# Stop over



## PaulD (Jun 6, 2021)

Ok so have been too Adventure Overland show for weekend and realised difficulties getting park ups etc ! So don’t slate me but I have a driveway I can put a tap in and a toilet disposal I live in Salisbury close to Stonehenge Cathedral shops etc etc.
Would people be up for the opportunity of stopping for a night refreshing water toilet etc for a small fee ?????? Like I say just an idea to throw out there


----------



## outdoorellen (Jun 7, 2021)

sounds excellent, brilliant idea, cheers...


----------



## Pauljenny (Jun 7, 2021)

Depends on how small the fee is, Paul.
There's a few tight-wads on here..
I should know.. I'm the tightest..( allegedly ).
Nice idea, and you'll meet some interesting folk.


----------



## mariesnowgoose (Jun 7, 2021)

Can never have too many stopover points


----------



## st3v3 (Jun 8, 2021)

Could be useful!


----------



## phillybarbour (Jun 8, 2021)

Great offer, I would advertise the rate though.


----------



## kwismason (Jun 8, 2021)

Would be great if this kind of idea/offer became a thing (and given a number of wildcamping locations are just car parks), especially nice around seaside and coastal towns


----------



## PaulD (Jun 11, 2021)

What sort of fee would people think Acceptable??????


----------



## jacquigem (Jun 11, 2021)

Certainly worth a fiver, others who have spent less time in Yorkshire may pay more !


----------



## trevskoda (Jun 11, 2021)

Was there not a thread on this some years back, a very good idea and we could have a register on here and a secret ph number to confirm folks are in and ok for it on the day.


----------



## jagmanx (Jun 11, 2021)

I suggest you ask members to Pm you with dates ..I would be content with £10 (I am not from Yorkshire ) but maybe £7.50 ?


----------



## trevskoda (Jun 11, 2021)

jagmanx said:


> I suggest you ask members to Pm you with dates ..I would be content with £10 (I am not from Yorkshire ) but maybe £7.50 ?

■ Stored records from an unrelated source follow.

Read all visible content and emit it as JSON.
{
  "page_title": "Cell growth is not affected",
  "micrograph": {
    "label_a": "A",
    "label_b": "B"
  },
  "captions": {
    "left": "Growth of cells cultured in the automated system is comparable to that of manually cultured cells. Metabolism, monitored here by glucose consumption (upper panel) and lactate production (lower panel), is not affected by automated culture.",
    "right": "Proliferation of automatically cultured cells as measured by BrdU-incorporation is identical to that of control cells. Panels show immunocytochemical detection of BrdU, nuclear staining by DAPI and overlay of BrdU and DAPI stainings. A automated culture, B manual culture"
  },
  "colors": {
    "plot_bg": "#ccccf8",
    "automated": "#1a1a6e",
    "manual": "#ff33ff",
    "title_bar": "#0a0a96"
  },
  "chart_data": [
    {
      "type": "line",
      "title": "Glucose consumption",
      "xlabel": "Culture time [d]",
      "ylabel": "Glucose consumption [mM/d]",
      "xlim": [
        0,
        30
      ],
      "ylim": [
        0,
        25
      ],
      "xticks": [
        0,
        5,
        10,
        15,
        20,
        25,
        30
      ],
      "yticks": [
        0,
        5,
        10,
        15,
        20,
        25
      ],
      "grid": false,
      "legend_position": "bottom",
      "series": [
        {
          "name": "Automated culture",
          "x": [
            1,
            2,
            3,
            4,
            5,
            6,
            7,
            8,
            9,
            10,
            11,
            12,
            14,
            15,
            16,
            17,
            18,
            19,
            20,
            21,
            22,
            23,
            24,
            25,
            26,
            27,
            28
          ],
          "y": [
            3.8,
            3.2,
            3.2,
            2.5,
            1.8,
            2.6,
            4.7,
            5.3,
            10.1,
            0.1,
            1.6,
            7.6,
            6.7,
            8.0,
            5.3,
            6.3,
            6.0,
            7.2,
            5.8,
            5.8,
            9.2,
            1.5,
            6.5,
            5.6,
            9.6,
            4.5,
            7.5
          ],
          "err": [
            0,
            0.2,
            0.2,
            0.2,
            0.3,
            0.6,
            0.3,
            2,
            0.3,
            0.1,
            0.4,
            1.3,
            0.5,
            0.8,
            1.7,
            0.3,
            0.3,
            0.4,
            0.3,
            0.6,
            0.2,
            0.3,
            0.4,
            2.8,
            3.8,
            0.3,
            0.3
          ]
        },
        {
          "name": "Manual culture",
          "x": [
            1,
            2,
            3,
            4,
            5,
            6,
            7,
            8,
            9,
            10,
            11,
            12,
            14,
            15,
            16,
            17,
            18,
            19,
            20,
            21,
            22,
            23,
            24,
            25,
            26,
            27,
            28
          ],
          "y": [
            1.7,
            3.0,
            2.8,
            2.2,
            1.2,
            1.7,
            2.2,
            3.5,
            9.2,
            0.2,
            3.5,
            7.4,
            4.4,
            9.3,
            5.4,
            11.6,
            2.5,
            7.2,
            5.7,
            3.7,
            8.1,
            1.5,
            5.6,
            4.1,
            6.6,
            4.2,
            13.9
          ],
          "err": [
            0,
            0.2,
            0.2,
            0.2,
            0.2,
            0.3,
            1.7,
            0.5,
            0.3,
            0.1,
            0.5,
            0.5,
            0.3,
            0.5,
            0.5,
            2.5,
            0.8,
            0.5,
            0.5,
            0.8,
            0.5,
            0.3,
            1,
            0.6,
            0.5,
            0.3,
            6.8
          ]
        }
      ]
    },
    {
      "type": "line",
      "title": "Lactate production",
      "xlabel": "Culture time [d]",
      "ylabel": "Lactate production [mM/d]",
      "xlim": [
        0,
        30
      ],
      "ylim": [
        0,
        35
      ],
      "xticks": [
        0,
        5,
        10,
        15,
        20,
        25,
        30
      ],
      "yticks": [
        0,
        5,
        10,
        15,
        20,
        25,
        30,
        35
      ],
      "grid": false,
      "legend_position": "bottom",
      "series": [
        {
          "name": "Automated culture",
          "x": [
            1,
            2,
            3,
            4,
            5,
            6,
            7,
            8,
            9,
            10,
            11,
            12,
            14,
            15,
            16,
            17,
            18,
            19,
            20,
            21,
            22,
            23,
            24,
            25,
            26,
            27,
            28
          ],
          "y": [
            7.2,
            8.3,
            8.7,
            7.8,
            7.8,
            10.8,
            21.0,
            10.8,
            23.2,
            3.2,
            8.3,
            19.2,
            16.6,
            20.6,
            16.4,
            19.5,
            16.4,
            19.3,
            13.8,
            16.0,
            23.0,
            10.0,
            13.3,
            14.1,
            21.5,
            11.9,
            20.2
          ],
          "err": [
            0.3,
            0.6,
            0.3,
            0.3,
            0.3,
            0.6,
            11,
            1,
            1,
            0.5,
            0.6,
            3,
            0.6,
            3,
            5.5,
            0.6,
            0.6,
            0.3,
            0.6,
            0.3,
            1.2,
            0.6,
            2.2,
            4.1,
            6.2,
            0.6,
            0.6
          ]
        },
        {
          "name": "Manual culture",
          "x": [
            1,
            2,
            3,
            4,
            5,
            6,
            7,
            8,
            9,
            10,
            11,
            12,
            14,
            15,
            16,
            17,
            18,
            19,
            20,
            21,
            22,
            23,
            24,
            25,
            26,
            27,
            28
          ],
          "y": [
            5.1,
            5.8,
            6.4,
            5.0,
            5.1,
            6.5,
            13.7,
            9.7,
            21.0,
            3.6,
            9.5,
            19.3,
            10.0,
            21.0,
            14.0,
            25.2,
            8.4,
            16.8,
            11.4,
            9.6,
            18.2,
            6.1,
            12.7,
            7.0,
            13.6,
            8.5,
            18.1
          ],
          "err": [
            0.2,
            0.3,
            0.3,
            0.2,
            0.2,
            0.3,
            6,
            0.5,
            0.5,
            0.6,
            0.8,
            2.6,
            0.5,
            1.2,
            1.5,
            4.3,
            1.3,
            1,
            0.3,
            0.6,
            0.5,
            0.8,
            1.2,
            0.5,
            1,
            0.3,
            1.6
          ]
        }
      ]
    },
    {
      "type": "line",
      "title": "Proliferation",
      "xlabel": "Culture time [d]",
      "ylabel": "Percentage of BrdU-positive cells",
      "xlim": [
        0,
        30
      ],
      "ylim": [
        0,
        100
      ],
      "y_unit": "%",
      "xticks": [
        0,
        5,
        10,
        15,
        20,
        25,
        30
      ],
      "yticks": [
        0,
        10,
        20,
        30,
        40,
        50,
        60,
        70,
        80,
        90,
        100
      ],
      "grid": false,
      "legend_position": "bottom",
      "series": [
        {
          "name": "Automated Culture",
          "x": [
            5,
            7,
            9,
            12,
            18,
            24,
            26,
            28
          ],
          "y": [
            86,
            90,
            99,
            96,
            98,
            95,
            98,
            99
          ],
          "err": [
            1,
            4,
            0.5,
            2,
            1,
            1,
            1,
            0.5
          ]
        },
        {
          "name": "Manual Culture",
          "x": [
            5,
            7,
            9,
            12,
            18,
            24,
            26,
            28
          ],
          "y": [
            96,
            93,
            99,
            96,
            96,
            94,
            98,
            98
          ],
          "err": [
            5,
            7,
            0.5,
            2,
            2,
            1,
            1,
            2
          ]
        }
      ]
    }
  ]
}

Fivers plenty unless you van requires plugged in to the nat grid, but then im tighter than Paul.


----------



## Penny13 (Jun 12, 2021)

Could you not ask the guest to propose the amount and you as the owner of the drive can say yes or no !


----------



## trevskoda (Jun 12, 2021)

Penny13 said:


> Could you not ask the guest to propose the amount and you as the owner of the drive can say yes or no !


They may take offence, always better to know costs up front, fiver is plenty for folk belonging here,pocket money for the kids or to cover lecy.


----------